In the water in the upcoming sun, she bobbed in a yellow kayak, and from here, could not tell if the world were a good place or a bad place. She knew that if a bad thing happened, it would more likely convince her of the world as bad than a good thing would convince her of the world’s goodness. Still, she wasn’t convinced by the weight of such balances. She wanted the world to be a good place, but the people on the river did less to convince her of that than did the birds of prey. She found that distinction ironic. She thought she had two favorite places on the water. One was waiting beneath the railroad bridge for the train to pass, but far surpassing that waiting was her floating between buoys in the no-woman’s-water amid the Ortega River and the Cedar River and Fishing Creek. Somehow the lesson was more ancient than these heinous particulars, though a beer can oxidized in the water beside her kayak. Really, she thought, for all that, the beer can might as well be a decapitated head. But whence these ugly thoughts? Had ugly thoughts made her an ugly person? Were any other kinds of thoughts available? Was any other kind of person one that one might be? Goddammit, yes, goddammit, yes, for the river this morning was the river this morning, and if it wasn’t the river of a confident woman in a kayak, it was the river Erika Copley saw and loved and marveled upon and mourned, knowing who and what could have been her—Rhonda Hillis—and who and what could not have been—pelicans and eagles.

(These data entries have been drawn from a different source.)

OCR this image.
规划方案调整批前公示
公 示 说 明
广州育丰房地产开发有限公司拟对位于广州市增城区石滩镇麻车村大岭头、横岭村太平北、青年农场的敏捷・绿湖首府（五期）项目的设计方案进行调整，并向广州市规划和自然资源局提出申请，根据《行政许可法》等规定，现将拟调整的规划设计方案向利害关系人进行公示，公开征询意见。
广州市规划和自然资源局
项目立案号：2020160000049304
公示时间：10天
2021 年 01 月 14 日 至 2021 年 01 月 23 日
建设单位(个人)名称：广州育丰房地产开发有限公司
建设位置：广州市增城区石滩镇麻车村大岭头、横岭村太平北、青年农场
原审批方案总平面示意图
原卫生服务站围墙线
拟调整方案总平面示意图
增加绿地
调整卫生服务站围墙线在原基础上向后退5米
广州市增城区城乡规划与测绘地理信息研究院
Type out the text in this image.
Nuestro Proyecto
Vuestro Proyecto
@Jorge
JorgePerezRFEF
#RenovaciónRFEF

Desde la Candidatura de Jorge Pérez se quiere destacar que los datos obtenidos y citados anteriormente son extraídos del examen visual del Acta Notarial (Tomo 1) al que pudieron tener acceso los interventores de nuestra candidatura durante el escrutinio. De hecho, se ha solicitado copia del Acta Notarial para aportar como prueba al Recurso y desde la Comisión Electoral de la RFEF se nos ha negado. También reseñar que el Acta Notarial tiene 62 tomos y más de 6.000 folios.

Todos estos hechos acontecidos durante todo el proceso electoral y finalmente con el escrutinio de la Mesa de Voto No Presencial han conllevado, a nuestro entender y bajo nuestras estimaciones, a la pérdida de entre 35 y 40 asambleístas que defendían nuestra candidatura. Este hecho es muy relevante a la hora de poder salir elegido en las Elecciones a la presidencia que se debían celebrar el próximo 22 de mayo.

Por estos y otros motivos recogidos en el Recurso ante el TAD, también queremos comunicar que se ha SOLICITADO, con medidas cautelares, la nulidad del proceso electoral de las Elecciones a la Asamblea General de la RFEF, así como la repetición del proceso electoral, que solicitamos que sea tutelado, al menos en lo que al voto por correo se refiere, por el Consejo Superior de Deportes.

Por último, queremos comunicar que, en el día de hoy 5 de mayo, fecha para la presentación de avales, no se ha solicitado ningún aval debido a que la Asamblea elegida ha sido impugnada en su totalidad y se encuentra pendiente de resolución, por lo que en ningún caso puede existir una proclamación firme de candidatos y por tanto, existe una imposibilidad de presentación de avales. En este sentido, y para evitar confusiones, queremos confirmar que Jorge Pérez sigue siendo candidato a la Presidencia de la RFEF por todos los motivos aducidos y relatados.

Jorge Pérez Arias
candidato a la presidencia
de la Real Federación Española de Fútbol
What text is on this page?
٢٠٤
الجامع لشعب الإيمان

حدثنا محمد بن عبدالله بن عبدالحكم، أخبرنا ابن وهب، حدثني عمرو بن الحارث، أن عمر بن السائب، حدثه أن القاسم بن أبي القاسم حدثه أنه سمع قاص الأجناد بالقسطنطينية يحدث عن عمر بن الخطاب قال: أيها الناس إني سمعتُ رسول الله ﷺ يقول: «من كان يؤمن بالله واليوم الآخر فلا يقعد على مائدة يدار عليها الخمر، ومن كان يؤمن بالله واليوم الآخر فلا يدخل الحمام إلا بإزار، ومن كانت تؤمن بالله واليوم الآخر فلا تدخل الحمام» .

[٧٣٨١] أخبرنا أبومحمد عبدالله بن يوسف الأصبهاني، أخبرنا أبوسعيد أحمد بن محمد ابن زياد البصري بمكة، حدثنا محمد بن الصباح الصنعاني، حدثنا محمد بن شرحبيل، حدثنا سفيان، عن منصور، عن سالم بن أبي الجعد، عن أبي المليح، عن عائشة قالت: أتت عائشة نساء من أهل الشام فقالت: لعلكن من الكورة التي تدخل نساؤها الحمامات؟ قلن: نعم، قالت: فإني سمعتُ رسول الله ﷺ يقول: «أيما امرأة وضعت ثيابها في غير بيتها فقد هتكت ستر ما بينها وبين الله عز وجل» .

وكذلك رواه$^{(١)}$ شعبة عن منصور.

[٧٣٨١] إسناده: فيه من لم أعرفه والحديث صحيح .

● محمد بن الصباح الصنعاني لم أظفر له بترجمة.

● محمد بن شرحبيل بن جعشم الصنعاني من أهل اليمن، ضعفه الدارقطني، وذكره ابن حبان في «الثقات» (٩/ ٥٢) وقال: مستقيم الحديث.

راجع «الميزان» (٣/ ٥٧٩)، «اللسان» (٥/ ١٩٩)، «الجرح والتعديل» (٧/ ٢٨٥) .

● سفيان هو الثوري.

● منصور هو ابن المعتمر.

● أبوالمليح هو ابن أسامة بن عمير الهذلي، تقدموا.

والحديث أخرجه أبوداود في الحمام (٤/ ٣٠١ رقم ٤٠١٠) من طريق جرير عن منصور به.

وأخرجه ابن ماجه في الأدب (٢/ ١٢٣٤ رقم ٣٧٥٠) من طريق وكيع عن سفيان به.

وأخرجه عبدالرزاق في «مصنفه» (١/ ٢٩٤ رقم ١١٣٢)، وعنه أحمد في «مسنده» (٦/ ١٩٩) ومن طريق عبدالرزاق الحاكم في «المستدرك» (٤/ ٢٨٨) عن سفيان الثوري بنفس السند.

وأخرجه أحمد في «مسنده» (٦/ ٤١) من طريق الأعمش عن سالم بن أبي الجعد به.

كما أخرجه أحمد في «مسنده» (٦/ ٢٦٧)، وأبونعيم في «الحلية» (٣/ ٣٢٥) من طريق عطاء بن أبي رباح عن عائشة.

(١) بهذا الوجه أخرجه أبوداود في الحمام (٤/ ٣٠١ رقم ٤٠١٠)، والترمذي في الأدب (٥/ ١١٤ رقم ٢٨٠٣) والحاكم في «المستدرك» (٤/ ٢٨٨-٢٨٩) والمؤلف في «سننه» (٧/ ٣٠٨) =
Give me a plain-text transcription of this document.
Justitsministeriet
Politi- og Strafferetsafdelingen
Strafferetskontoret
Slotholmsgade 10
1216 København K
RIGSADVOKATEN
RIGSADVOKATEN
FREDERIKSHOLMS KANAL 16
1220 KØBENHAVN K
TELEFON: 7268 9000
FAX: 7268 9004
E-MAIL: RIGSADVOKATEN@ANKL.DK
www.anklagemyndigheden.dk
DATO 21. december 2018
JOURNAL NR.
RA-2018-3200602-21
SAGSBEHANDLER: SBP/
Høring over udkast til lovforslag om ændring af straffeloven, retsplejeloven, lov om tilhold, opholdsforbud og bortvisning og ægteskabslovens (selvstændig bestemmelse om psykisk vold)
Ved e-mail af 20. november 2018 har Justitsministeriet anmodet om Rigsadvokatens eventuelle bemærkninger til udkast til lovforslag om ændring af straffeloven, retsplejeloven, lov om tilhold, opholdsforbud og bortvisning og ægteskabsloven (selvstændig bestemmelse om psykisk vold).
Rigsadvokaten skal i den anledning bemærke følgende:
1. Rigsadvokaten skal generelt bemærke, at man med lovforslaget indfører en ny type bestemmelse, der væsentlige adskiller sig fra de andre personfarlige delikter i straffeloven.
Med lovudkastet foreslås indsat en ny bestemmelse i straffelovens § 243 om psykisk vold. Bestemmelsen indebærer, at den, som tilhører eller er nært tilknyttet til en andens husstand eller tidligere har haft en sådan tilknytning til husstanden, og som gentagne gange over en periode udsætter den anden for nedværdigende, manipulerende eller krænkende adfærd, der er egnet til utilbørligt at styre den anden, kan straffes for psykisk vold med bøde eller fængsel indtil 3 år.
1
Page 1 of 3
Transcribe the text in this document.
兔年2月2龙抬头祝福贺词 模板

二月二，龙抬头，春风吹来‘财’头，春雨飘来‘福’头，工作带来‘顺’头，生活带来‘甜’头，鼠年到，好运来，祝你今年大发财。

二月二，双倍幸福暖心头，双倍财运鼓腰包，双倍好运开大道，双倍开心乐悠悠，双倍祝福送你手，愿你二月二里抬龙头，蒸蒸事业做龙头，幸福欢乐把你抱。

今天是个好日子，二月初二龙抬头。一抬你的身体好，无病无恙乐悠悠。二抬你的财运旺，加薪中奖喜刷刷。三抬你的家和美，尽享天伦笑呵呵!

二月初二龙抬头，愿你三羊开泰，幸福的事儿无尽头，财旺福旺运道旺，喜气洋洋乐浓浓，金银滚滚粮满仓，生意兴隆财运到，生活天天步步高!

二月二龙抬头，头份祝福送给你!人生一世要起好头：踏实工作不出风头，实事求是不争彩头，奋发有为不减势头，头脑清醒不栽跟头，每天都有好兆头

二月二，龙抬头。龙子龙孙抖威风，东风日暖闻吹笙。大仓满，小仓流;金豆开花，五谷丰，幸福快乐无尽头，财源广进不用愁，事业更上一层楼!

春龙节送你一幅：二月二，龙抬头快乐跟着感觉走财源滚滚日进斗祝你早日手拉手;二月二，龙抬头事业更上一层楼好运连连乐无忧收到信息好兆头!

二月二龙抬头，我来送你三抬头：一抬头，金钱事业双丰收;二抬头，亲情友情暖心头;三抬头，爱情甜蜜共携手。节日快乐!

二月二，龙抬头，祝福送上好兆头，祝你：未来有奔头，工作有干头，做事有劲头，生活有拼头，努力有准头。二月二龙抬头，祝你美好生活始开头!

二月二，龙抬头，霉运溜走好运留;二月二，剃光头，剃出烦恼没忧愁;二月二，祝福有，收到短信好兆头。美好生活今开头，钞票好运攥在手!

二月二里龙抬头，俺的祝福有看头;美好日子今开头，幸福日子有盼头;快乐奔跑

Then again, maybe she could have been pelicans and eagles. She could have been Fishing Creek, Butcher Pen Creek, Cedar River, Ortega River, Big Fishweir Creek. Or she could have been Erika Copley, the sun could have risen, the crows could have cawed, the man with the worn-out head could have slept in the bridge house, and thousands of drivers in thousands of cars could have driven unknowingly and distractedly across Roosevelt Boulevard high above the Ortega River and the Republic of East Florida. Things happened. All of these possibilities happened.